The discussion was led by Michael Bayler, a strategy consultant and author, who was joined by a panel of international AI specialists – including Mario Rizk, a principal in Oliver Wyman’s Digital Practice; Jessica Groopman, a Silicon Valley-based analyst; Professor Neil Maiden, the current director of the UK’s National Centre for Creativity enabled by AI (CebAI); and Noel Tock, a technologist and founder of digital experience agency, Human Made.
In their discussion of key narratives framing public perception of AI in the workplace, the panelists identified customer experience (CX) as a key field that would undergo a transformation thanks to AI, notwithstanding the challenges of aggregating a single organization’s huge volume of data into a single platform, and associated data security challenges.
“I think it’s very tempting to replace individual pieces of workflows with AI, and this is not necessarily the best outcome for customers,” said Noel Tock, who counts AirBnb, TechCrunch, and Siemens among his agency’s clients.
“What is the best outcome for customers?

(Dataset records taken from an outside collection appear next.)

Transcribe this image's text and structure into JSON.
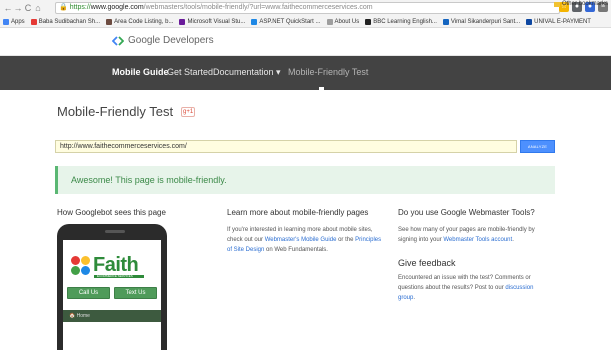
{
  "browser": {
    "back": "←",
    "forward": "→",
    "reload": "C",
    "home": "⌂",
    "url_scheme": "https://",
    "url_host": "www.google.com",
    "url_path": "/webmasters/tools/mobile-friendly/?url=www.faithecommerceservices.com",
    "bookmarks": [
      {
        "label": "Apps",
        "color": "#4285f4"
      },
      {
        "label": "Baba Sudibachan Sh...",
        "color": "#e53935"
      },
      {
        "label": "Area Code Listing, b...",
        "color": "#6d4c41"
      },
      {
        "label": "Microsoft Visual Stu...",
        "color": "#6a1b9a"
      },
      {
        "label": "ASP.NET QuickStart ...",
        "color": "#1e88e5"
      },
      {
        "label": "About Us",
        "color": "#9e9e9e"
      },
      {
        "label": "BBC Learning English...",
        "color": "#212121"
      },
      {
        "label": "Vimal Sikanderpuri Sant...",
        "color": "#1565c0"
      },
      {
        "label": "UNIVAL E-PAYMENT",
        "color": "#0d47a1"
      }
    ],
    "bookmarks_more": "Other bookmarks"
  },
  "devbar": {
    "brand": "Google Developers"
  },
  "nav": {
    "items": [
      {
        "label": "Mobile Guide"
      },
      {
        "label": "Get Started"
      },
      {
        "label": "Documentation ▾"
      },
      {
        "label": "Mobile-Friendly Test"
      }
    ]
  },
  "page": {
    "title": "Mobile-Friendly Test",
    "gplus": "g+1",
    "url_value": "http://www.faithecommerceservices.com/",
    "analyze_label": "ANALYZE",
    "result": "Awesome! This page is mobile-friendly."
  },
  "col1": {
    "heading": "How Googlebot sees this page",
    "logo_text": "Faith",
    "logo_sub": "ECOMMERCE SERVICES",
    "call_label": "Call Us",
    "text_label": "Text Us",
    "home_label": "Home"
  },
  "col2": {
    "heading": "Learn more about mobile-friendly pages",
    "text1": "If you're interested in learning more about mobile sites, check out our ",
    "link1": "Webmaster's Mobile Guide",
    "text2": " or the ",
    "link2": "Principles of Site Design",
    "text3": " on Web Fundamentals."
  },
  "col3": {
    "heading": "Do you use Google Webmaster Tools?",
    "text1": "See how many of your pages are mobile-friendly by signing into your ",
    "link1": "Webmaster Tools account",
    "text2": ".",
    "feedback_heading": "Give feedback",
    "fb_text1": "Encountered an issue with the test? Comments or questions about the results? Post to our ",
    "fb_link": "discussion group",
    "fb_text2": "."
  }
}
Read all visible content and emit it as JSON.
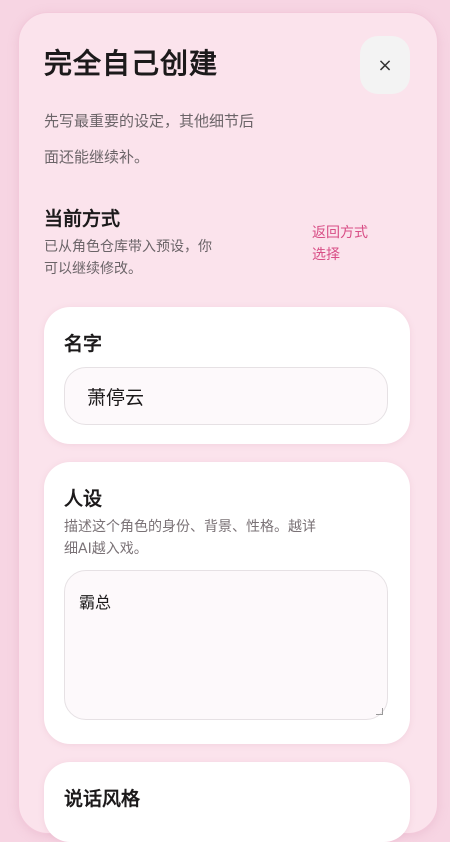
{
  "header": {
    "title": "完全自己创建",
    "close_label": "×"
  },
  "intro": {
    "line1": "先写最重要的设定，其他细节后",
    "line2": "面还能继续补。"
  },
  "mode": {
    "title": "当前方式",
    "desc_line1": "已从角色仓库带入预设，你",
    "desc_line2": "可以继续修改。",
    "back_line1": "返回方式",
    "back_line2": "选择"
  },
  "name_card": {
    "label": "名字",
    "value": "萧停云"
  },
  "persona_card": {
    "label": "人设",
    "hint_line1": "描述这个角色的身份、背景、性格。越详",
    "hint_line2": "细AI越入戏。",
    "value": "霸总"
  },
  "speech_card": {
    "label": "说话风格"
  }
}
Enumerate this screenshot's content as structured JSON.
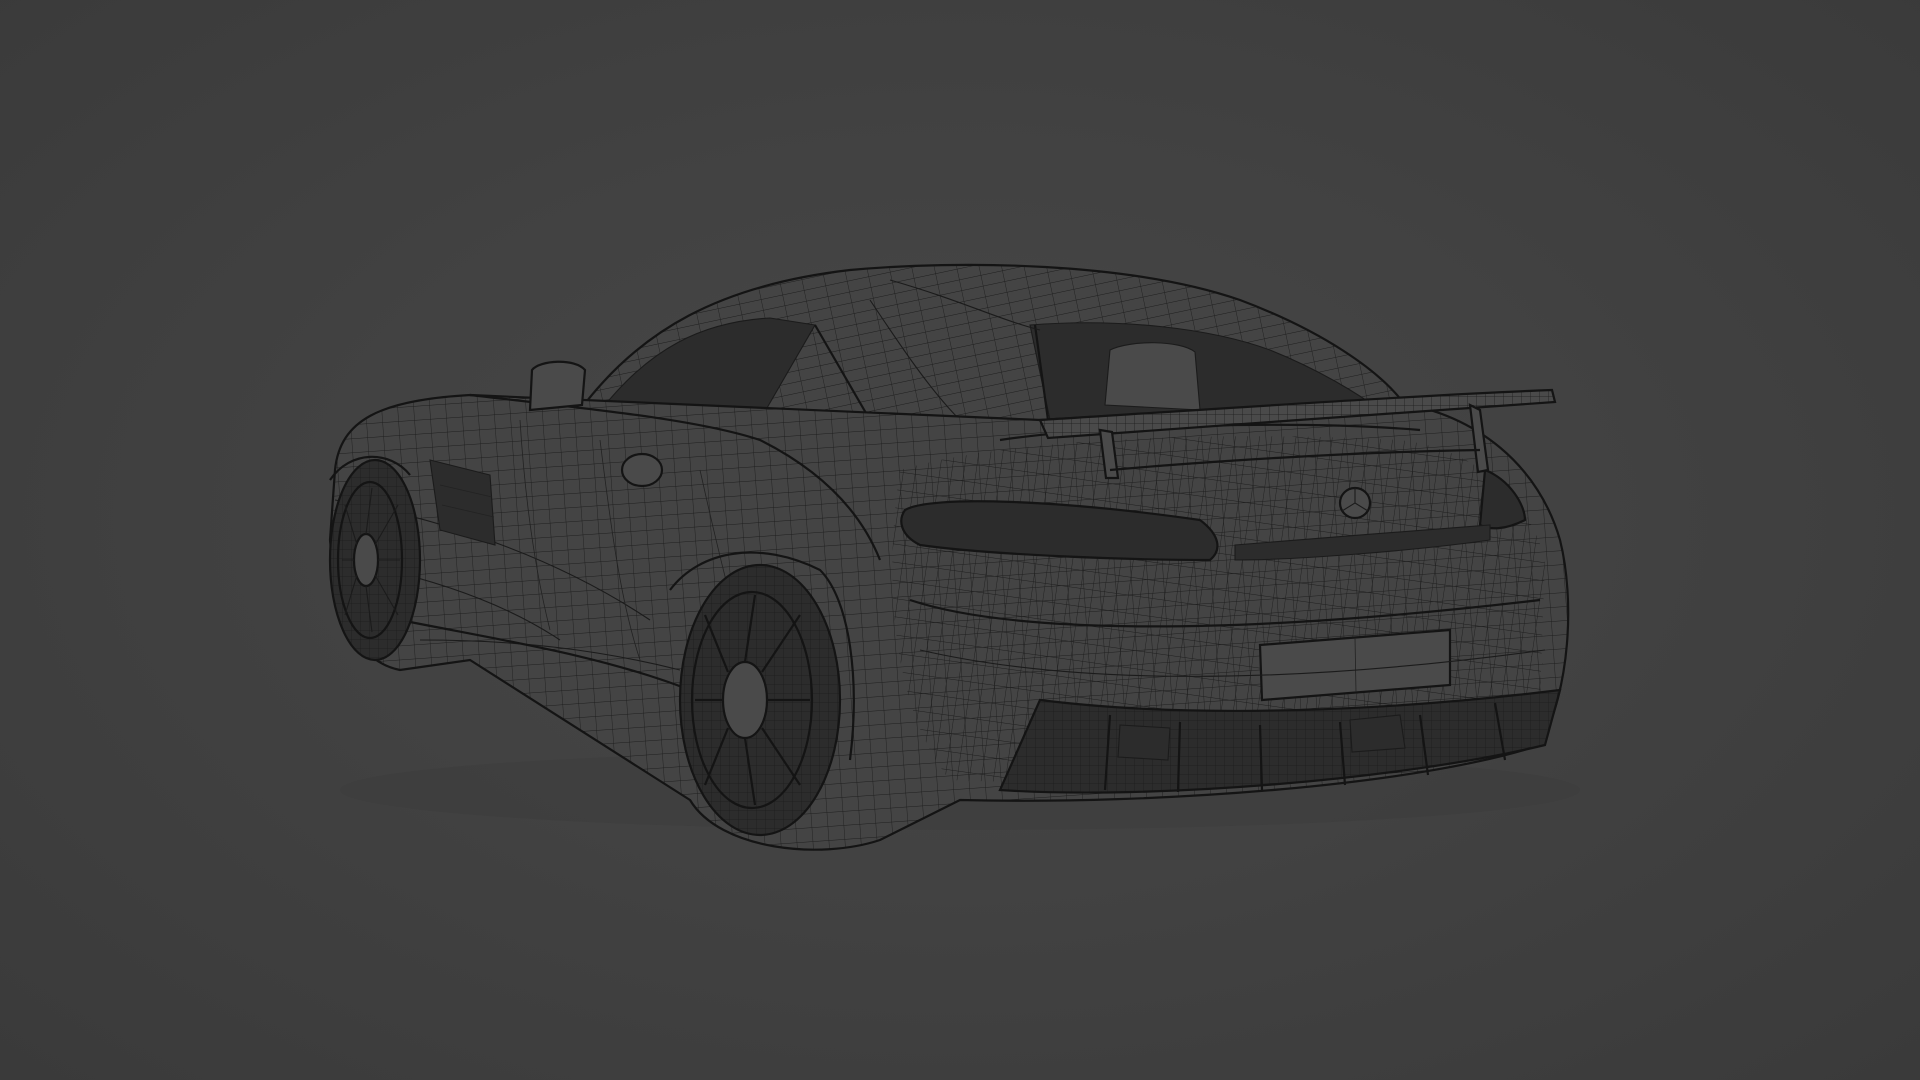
{
  "scene": {
    "background_color": "#404040",
    "wire_color": "#1b1b1b",
    "subject": "car-wireframe"
  }
}
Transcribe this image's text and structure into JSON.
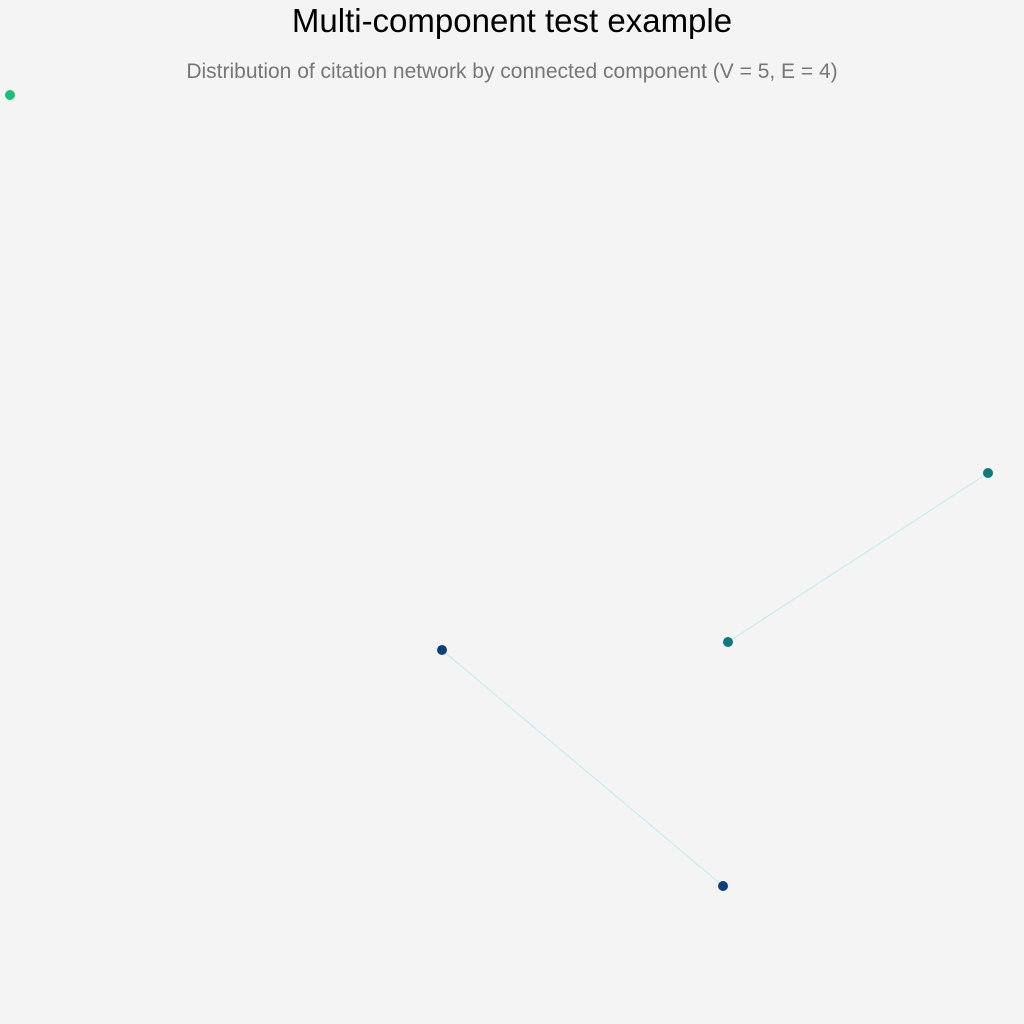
{
  "title": "Multi-component test example",
  "subtitle": "Distribution of citation network by connected component (V = 5, E = 4)",
  "colors": {
    "background": "#f4f4f4",
    "edge": "#c9ecf0",
    "component_green": "#1bbf7a",
    "component_teal": "#0e7a7a",
    "component_navy": "#0d3f7a"
  }
}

Being able to send the right message, to the right person, at the right time.
“There’s a great opportunity [with AI] to go back to the first principles of what is your ideal customer, who are they, spending time with them, and then working back from there.”
Michael Bayler agreed, citing the $600 billion value of the global CX market.
“Anticipating a possible customer need, looking at where customers are in context, and then being able to feed them real-time solutions [is key] to data and digital customer service, but there are basic fundamental attitude problems to resolve in the customer service market before we can move forward,” he said.
Jessica Groopman highlighted other narratives that will shape the CX space, including acceleration and building, as well as their combined impact on the democratization of knowledge at an organizational level.
Mario Rizk added, “There’s a new set of algorithms around large-language models, and consumer expectations…and experience will change, and this change will drive product and market change. At the same time, there are conversations about how to resist the rabbit hole of AI. This is the concern.”
The solution doesn’t lie in resisting AI, though, but in learning to leverage its capabilities to foster creative problem-solving across business operations.
“Creativity and creative problem solving isn’t something that happens occasionally,” said Professor Neil Maiden.
“It’s embedded in the world. Combining generative AI technologies with machine learning, creative search, and old-fashioned, symbolic AI enables us to come up with new architecture that can deliver augmentations to creative problem-solving.
“What we’ve done is bring all these technologies together to prompt business leaders to be more creative and solve problems in more creative ways.
“Creativity is often seen as a trade-off with productivity, but our observation with these technologies is that there’s a sweet spot with both,” he added.
As AI continues to drive new approaches to creativity within businesses, individuals need to maintain their sense of purpose, agreed the panelists.
“There’s something fundamental about how we define ourselves. Often, an idea we generate is an extension of ourselves. So, it’s really important [with the adoption of AI] that ownership remains with the people,” said Professor Maiden.
This sense of purpose needs to extend beyond the individual to the organization, with leaders carrying the responsibility of redefining corporate identity, echoed Bayler.
He added, “The incredible lack of leadership and what corporate purpose means has to be resolved, and there needs to be greater stewardship of purpose. The real question isn’t ‘what is your AI strategy?’, it’s ‘how is this strategy in service to our purpose?’ Purpose should be the primary lens through which we interrogate our approach.”